Fractal dimension of a liquid flows predicted coupling an Eulerian-Lagrangian approach with a Level-Set method

TL;DR

This study combines an Eulerian-Lagrangian approach with a Level-Set method to numerically analyze the fractal dimension of a liquid interface, aiding in modeling primary breakup in liquid-gas flows.

Contribution

It introduces a novel coupling of Eulerian-Lagrangian and Level-Set methods to estimate the fractal dimension of liquid interfaces during breakup.

Findings

Fractal dimension varies locally along the interface.

The method effectively captures interface deformation.

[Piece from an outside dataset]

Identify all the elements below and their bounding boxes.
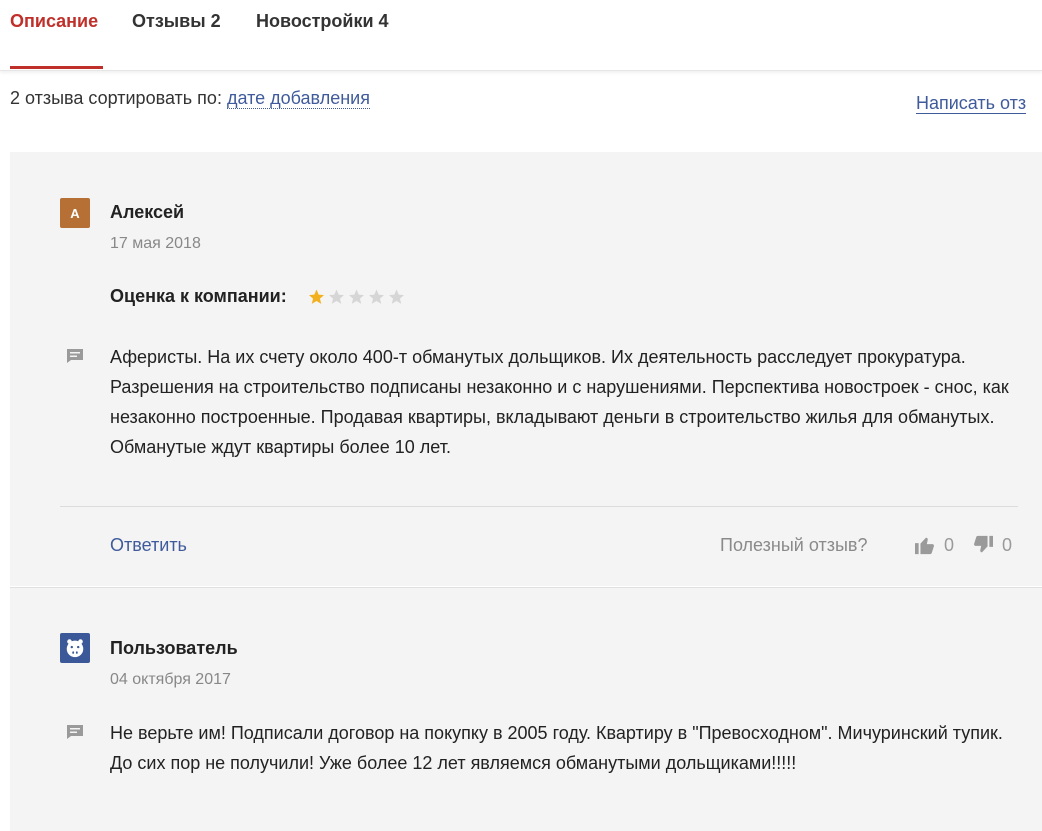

Fractal dimension serves as a criterion for breakup modeling.

Abstract

The fractal dimension of a liquid column is a crucial parameter in several models describing the main features of the primary break-up occurring at the interface of a liquid phase surrounded by the gas-flow. In this work, the deformation of the liquid phase has been numerically studied. The gas-phase is computed as a continuum in an Eulerian frame while the liquid phase is discretized in droplets Lagrangian tracked and coupled via the momentum equation with the surrounding gas flow. The interface is transported by the flow field generated because of the particle forcing and it is numerically computed using the Level-Set method. Finally, the fractal dimension of the interface is locally estimated and used as criterion for the model of the primary breakup.